Interview Féroces

Après la claque qu’a constitué l’écoute du premier EP de Féroces (« Juliette« ), il fallait en savoir un peu plus sur ce groupe basé à Besançon. Rencontre avec l’un de ses membres, Jérôme Josselin.

D’où vient le nom « Féroces » ?
On voulait un nom en français, on a tous sorti pas mal de trucs différents, « Féroces » est resté parce qu’on aimait bien. C’est un peu le paradoxe avec notre musique qui est plutôt mélancolique et pas réellement agressive.

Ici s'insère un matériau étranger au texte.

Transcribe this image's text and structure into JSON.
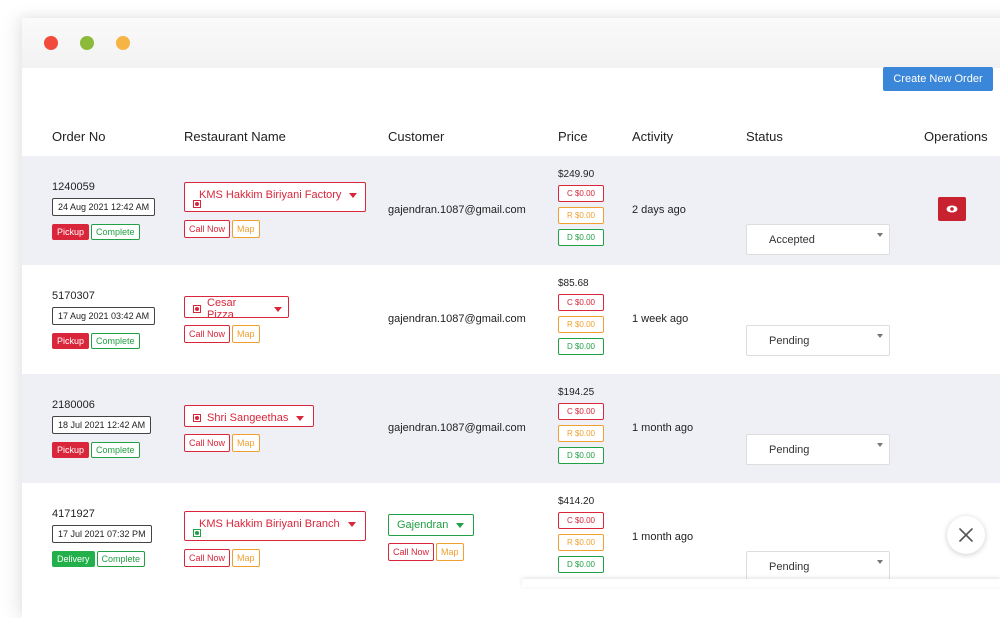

La violence est latente, dans les mots des acteurs, chaque morceau a un côté glauque, cynique, que cela soit dans les histoires d’amours déchus, le deuil ou la maladie mentale.

Comment est née l’idée de mélanger dialogues de vieux films français à du post-rock instrumental ?
Au départ, on était quatre, on voulait juste faire un groupe post-rock au sens large du terme. On a pensé au départ se partager le chant, et puis on s’est dit qu’on pouvait tester autre chose et on s’est alors tourné vers l’utilisation de samples. Très vite, on a trouvé que ça fonctionnait et on a décidé que chaque morceau raconterait une histoire narrée par la bouche des acteurs.

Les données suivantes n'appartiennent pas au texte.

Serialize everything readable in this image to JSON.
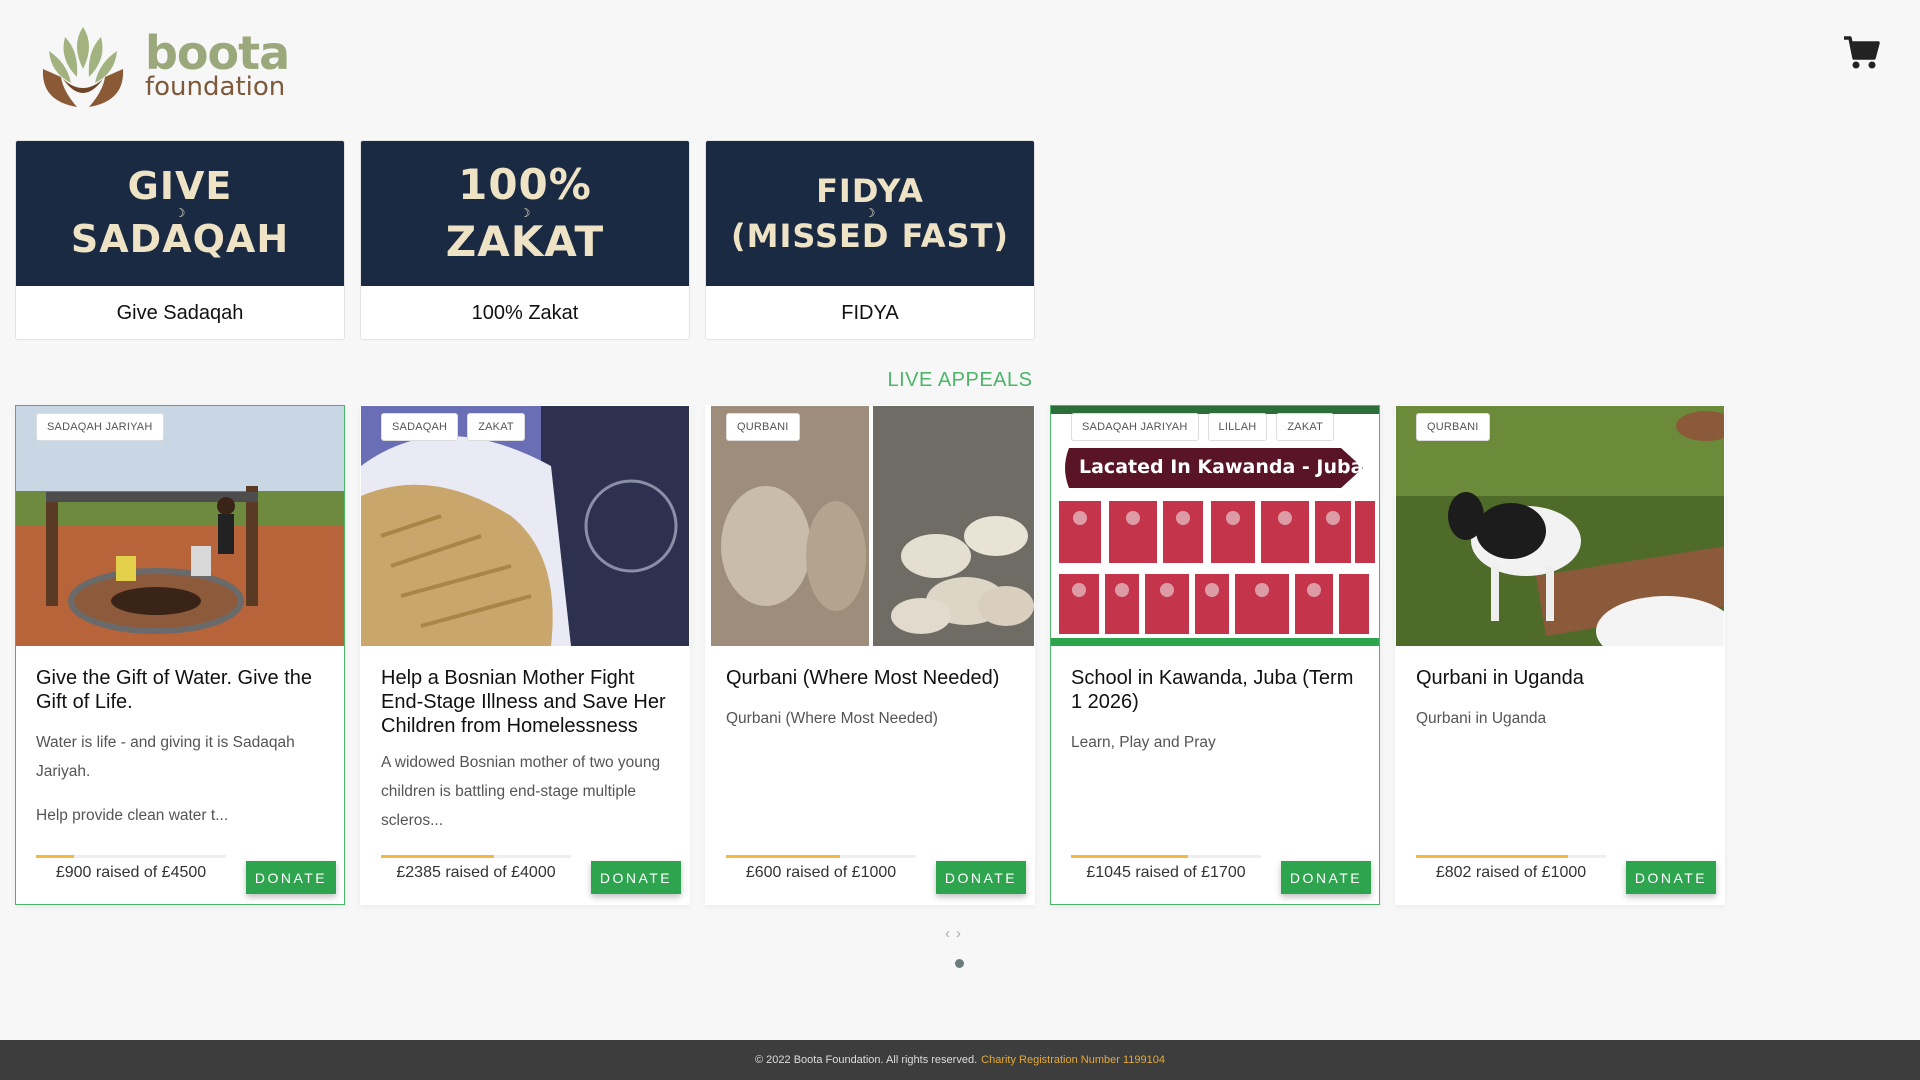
{
  "header": {
    "logo_line1": "boota",
    "logo_line2": "foundation"
  },
  "categories": [
    {
      "image_lines": [
        "GIVE",
        "SADAQAH"
      ],
      "label": "Give Sadaqah"
    },
    {
      "image_lines": [
        "100%",
        "ZAKAT"
      ],
      "label": "100% Zakat"
    },
    {
      "image_lines": [
        "FIDYA",
        "(MISSED FAST)"
      ],
      "label": "FIDYA"
    }
  ],
  "live_appeals_title": "LIVE APPEALS",
  "appeals": [
    {
      "tags": [
        "SADAQAH JARIYAH"
      ],
      "title": "Give the Gift of Water. Give the Gift of Life.",
      "desc1": "Water is life - and giving it is Sadaqah Jariyah.",
      "desc2": "Help provide clean water t...",
      "raised_text": "£900 raised of £4500",
      "progress": 0.2,
      "donate": "DONATE"
    },
    {
      "tags": [
        "SADAQAH",
        "ZAKAT"
      ],
      "title": "Help a Bosnian Mother Fight End-Stage Illness and Save Her Children from Homelessness",
      "desc1": "A widowed Bosnian mother of two young children is battling end-stage multiple scleros...",
      "raised_text": "£2385 raised of £4000",
      "progress": 0.5963,
      "donate": "DONATE"
    },
    {
      "tags": [
        "QURBANI"
      ],
      "title": "Qurbani (Where Most Needed)",
      "desc1": "Qurbani (Where Most Needed)",
      "raised_text": "£600 raised of £1000",
      "progress": 0.6,
      "donate": "DONATE"
    },
    {
      "tags": [
        "SADAQAH JARIYAH",
        "LILLAH",
        "ZAKAT"
      ],
      "image_banner": "Lacated In Kawanda - Juba",
      "title": "School in Kawanda, Juba (Term 1 2026)",
      "desc1": "Learn, Play and Pray",
      "raised_text": "£1045 raised of £1700",
      "progress": 0.6147,
      "donate": "DONATE"
    },
    {
      "tags": [
        "QURBANI"
      ],
      "title": "Qurbani in Uganda",
      "desc1": "Qurbani in Uganda",
      "raised_text": "£802 raised of £1000",
      "progress": 0.802,
      "donate": "DONATE"
    }
  ],
  "carousel": {
    "prev": "‹",
    "next": "›"
  },
  "footer": {
    "copyright": "© 2022 Boota Foundation. All rights reserved.",
    "registration": "Charity Registration Number 1199104"
  },
  "colors": {
    "accent_green": "#2ea44f",
    "progress": "#f4b73f",
    "tile_navy": "#1b2a43",
    "footer_bg": "#3d3d3d"
  }
}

Connaissiez-vous le morceau de Diabologum « La maman et la Putain » ?
Bien sûr, j’adore ce morceau de Diablogum, beaucoup plus que le reste de ce qu’ils ont fait d’ailleurs. J’aime nettement plus ce qu’Arnaud Michniak a fait avec Programme par la suite d’ailleurs. Dans le même registre, Microfilm a été une influence pour nous, j’ai eu l’occasion de jouer avec eux plusieurs fois et j’aimais vraiment ce côté post-rock dynamique couplé à une ambiance cinématographique.

Êtes-vous cinéphiles à la base ?
J’ai pour ma part effectivement une certaine culture cinématographique. Pour Féroces, je puise largement dedans, mon cerveau embrumé se remémore une scène, une phrase ou une ambiance d’un film que j’ai vu, parfois il y a des lustres, et j’essaie de voir si ça peut coller à au morceau. En général, je les intègre directement lors de la composition, ça permet de créer une réel interaction entre le texte et la musique.

Et sur scène quel est le dispositif ?
Sur scène, nous restons un groupe de rock, un trio qui envoie, je pense que l’on vient de la scène hardcore / noise et que cela se voit. En novembre, pour la première fois, on doit jouer avec des projections, on bosse avec un vidéaste (Nicotine) qui pourra mixer nos vidéos avec d’autres visuels en direct.

Pourquoi avoir choisi bandcamp pour diffuser votre musique ?
En fait, on n’a pas choisi bandcamp, c’est bandcamp qui nous a choisis. De nombreuses personnes nous écrivaient en nous conseillant de mettre notre musique en ligne sur bandcamp, on en voyait pas vraiment l’utilité, ayant un site internet où tout était d’hors et déjà disponible. On a vite compris par la suite que c’est une plateforme très plébiscité et incontournable.